I soon escaped and found a shop where I could buy some Attar of Roses. Behind the counter was a Brummie immigrant, perfume pipette at the ready. He had done well in Tripoli; delighted to speak English, he sang the praises of the city. It was hard to get away. A sadder experience was to see in a park near the Cathedral a considerable number of the people sleeping rough, mainly sub-saharan African migrants. The Cathedral was a migrant centre with masses in their different languages and lay workers trying to help. The bishop an Italian, Giovanni Martinelli, through sustained diplomacy had managed to keep the Catholic community safe. But the church in Benghazi had been attacked the day previously. The staff hid or would have been killed. I was told that Gadaffi had no real control over Benghazi. But elsewhere he afforded a degree of fragile religious tolerance that we had come to encourage.

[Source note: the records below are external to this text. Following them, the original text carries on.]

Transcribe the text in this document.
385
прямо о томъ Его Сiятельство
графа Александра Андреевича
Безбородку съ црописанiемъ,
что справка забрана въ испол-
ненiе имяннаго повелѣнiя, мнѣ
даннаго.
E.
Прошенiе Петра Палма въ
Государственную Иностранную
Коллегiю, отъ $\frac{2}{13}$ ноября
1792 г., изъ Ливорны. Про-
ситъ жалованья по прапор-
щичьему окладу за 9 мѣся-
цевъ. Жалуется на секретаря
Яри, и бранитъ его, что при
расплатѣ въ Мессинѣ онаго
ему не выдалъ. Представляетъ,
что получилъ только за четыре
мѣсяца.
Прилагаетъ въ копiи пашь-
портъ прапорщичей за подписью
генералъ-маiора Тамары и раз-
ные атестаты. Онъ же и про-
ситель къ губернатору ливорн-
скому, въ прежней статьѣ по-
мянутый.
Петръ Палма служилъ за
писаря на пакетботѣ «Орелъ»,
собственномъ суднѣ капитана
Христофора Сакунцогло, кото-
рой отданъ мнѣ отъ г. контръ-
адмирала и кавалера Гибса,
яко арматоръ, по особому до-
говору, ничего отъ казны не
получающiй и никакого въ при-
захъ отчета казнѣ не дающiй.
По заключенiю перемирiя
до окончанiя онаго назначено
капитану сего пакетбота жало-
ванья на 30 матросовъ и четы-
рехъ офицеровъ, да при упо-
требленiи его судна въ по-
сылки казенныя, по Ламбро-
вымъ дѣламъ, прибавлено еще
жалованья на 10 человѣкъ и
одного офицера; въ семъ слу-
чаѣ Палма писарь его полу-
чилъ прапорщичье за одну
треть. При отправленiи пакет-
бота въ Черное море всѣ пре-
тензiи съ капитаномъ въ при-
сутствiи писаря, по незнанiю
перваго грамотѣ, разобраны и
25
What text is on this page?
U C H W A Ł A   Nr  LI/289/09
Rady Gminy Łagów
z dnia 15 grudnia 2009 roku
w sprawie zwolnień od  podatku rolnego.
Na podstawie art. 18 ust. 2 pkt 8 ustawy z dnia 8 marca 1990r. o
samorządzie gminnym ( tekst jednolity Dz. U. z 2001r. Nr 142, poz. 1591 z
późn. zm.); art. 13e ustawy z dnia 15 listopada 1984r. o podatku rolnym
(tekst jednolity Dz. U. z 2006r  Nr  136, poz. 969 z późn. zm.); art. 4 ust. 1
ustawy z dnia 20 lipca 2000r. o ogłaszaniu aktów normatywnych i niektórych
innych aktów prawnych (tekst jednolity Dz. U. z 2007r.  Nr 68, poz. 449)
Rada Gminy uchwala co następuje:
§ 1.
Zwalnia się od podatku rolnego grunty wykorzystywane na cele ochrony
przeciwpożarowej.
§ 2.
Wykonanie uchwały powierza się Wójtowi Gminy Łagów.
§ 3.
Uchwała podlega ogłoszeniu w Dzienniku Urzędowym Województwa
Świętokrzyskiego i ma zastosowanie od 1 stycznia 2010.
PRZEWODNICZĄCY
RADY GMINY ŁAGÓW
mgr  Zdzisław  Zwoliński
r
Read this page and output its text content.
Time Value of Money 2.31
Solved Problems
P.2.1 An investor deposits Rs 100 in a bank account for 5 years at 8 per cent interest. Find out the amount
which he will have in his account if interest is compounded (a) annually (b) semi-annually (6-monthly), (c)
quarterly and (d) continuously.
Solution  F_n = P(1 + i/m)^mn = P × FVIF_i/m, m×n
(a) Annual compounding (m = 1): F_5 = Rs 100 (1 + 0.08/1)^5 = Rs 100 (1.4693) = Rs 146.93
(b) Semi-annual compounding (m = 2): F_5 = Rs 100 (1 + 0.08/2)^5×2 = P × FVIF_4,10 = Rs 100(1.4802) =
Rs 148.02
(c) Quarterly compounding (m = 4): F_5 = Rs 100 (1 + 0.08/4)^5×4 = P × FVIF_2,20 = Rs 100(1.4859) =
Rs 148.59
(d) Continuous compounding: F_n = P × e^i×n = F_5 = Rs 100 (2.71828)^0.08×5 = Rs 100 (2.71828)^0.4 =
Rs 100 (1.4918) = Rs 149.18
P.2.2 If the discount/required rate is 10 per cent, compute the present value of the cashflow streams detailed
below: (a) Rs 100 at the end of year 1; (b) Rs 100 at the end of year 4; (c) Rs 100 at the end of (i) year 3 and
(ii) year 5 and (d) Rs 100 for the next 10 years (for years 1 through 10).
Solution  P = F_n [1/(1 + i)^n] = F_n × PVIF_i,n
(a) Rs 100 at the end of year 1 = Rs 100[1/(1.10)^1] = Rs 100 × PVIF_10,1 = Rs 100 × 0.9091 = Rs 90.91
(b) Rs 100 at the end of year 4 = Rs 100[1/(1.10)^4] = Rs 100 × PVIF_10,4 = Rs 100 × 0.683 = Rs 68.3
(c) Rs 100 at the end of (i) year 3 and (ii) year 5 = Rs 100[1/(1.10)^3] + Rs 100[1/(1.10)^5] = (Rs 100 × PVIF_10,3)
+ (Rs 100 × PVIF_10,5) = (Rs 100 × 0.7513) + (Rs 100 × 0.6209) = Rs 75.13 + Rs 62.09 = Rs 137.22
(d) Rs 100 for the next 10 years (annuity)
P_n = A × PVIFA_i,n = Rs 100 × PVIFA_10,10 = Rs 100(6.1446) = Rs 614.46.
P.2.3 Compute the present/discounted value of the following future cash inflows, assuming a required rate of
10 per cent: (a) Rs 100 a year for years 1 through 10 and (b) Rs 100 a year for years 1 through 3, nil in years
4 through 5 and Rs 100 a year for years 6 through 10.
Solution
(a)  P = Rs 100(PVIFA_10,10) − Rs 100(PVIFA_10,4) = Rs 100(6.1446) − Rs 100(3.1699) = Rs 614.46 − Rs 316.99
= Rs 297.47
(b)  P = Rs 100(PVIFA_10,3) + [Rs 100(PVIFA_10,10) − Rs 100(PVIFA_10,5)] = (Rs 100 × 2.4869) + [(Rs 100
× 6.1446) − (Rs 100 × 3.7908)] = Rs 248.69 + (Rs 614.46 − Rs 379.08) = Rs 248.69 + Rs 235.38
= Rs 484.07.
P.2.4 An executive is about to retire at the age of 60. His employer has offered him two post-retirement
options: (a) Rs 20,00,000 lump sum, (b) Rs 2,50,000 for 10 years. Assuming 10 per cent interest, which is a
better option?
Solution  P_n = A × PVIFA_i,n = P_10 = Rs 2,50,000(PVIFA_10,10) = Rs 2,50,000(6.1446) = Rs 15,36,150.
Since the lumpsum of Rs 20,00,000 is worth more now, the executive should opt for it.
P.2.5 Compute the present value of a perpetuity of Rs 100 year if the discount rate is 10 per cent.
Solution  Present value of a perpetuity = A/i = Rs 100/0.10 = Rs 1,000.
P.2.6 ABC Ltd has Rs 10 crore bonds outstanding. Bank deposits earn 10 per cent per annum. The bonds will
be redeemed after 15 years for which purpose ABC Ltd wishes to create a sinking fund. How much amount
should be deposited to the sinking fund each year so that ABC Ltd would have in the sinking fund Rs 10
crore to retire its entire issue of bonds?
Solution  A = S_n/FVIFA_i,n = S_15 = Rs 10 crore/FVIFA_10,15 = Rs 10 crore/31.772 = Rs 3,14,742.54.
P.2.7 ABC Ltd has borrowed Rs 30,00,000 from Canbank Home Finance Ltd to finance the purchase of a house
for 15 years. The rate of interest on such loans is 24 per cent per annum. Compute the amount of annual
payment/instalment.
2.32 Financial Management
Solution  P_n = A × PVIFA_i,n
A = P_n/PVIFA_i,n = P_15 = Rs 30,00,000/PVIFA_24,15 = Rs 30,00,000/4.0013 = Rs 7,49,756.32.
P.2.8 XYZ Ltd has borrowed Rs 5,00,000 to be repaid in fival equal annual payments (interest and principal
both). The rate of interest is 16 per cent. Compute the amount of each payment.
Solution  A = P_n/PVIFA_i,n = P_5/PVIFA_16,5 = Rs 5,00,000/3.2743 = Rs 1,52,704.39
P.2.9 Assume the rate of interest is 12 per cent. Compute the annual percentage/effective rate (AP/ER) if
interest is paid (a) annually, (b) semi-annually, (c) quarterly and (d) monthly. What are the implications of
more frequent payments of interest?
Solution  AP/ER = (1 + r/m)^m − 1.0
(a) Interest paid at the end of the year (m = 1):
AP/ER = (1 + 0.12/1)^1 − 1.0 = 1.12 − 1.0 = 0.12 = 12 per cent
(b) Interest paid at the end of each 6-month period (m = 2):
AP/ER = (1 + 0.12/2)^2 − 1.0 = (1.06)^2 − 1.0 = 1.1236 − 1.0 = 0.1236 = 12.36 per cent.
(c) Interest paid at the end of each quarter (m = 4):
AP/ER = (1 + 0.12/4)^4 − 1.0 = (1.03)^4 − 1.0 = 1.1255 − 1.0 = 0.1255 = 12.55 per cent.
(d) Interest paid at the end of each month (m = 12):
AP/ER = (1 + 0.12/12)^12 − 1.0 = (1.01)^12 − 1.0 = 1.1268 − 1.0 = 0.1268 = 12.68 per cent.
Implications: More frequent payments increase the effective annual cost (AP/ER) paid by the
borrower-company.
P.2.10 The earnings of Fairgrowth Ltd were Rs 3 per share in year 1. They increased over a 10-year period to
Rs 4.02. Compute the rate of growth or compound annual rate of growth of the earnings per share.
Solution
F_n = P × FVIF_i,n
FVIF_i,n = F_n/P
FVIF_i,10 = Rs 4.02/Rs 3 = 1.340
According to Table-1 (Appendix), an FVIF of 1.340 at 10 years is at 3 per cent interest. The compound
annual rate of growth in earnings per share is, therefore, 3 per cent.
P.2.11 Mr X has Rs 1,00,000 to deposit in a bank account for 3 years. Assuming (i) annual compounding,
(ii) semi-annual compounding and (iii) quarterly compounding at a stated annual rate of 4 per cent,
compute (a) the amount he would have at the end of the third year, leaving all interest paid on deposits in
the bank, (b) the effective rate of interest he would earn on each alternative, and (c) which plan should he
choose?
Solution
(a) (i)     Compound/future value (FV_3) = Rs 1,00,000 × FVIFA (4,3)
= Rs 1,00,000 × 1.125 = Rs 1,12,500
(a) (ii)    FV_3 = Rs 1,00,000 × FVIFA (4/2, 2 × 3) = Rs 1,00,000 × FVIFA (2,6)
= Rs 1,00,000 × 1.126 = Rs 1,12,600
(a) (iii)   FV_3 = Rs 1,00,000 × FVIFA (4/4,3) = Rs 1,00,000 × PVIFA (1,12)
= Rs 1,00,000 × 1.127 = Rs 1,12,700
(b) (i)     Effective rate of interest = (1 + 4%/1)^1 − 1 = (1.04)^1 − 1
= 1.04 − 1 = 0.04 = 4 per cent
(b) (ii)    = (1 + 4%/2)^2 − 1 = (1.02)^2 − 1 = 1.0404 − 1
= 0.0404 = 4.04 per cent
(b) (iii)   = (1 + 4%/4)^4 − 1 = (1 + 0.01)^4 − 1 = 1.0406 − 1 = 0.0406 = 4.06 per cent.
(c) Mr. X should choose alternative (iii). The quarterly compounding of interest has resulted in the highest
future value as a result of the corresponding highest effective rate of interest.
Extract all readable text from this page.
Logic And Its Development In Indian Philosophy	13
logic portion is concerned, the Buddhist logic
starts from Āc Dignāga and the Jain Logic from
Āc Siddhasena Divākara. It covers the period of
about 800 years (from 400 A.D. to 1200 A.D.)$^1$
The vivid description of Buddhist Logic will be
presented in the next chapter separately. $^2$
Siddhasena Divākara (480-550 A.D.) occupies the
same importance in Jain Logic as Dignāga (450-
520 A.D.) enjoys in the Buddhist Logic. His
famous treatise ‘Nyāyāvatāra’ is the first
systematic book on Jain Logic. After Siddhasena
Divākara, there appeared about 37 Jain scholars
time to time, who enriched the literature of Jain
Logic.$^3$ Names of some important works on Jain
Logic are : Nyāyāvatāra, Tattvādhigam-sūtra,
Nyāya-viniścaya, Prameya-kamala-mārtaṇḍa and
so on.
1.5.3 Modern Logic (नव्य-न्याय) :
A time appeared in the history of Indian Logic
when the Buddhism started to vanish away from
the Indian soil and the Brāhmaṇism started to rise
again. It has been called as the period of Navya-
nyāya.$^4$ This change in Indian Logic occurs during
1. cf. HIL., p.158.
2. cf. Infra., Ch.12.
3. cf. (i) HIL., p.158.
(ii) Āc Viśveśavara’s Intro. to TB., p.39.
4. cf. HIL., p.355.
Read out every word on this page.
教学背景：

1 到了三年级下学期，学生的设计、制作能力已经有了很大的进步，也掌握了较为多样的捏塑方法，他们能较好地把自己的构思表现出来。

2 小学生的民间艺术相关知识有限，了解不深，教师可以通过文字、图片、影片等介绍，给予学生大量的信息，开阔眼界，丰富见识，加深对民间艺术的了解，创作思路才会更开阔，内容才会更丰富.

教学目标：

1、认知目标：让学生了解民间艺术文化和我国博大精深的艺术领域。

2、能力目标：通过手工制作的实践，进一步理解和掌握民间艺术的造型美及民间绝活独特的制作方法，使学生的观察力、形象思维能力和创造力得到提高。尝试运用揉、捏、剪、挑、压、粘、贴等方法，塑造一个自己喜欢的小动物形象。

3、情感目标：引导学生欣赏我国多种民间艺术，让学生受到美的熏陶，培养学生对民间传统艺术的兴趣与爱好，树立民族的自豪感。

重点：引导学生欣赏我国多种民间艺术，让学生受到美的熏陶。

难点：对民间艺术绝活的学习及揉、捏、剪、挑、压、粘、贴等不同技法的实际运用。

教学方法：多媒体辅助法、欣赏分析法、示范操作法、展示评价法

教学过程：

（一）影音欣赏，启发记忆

Looking back, I wonder about the plight of the voluble Brummie from the perfume shop, and the dedicated Cathedral workers caring for overwhelming numbers of migrants. Despite the perseverance of the UN and the mediation of a number of different countries, including the UK’s contribution of experience gained from negotiating the Good Friday agreement, chaos reigns. And chaos is never kind to the poor. What you wonder after Iraq and Libya is worse? Living under tyranny or the consequences of a successful uprising and military intervention against it? Intervention or inaction?  

Without any civil society associations, public space is occupied by rival political factions and their militias. Without law there is only the authority of the gun and money. Only Tunisia validated the description “Arab Spring” though it is not without its problems, not least the hundreds of Tunisians that joined Da’esh. And Tunisia escaped any military intervention.

Like boiling water poured into a cup with old cracks, countries in violent transition and turmoil fall apart along their historical fault lines. The question is will the contents of the broken cup that is Libya come to include extremists that cross the Mediterranean. Italy was the major colonial player in the region and remains a negotiating partner with Libya a far as refugees and trafficked migrants are concerned. Cyrenaica with its capital Benghazi has always looked east to Egypt in times of trouble, and it is mainly President Sisi and Egypt, along with the UAE, and recently the Saudis, who are bankrolling and arming Haftar. Tripolitania in the north-west declared itself a Republic independent of Italy for four years after the end of the First World War. Fezzan in the south-west, under French military control 1943-1951, was and remains a wild region of desert transit, home to exiles, bandits and Bedouin and latterly oil wells. A fractured Libya contains a toxic mixture of militias and weapons unhelpfully supplied by parts of the Arab world.

After the Rwandan genocide, Canada promoted the Responsibility to Protect in the UN General Assembly. But Western intervention in Iraq and Libya, military might, bombing and Special Forces, without adequate plans and manpower to fill the vacuum left by a departing tyrant, show how virtuous intentions can have catastrophic consequences. Da’esh has already had one try at settling in. The peace-making perseverance that the UN manages to sustain in the face of failure is the only way forward.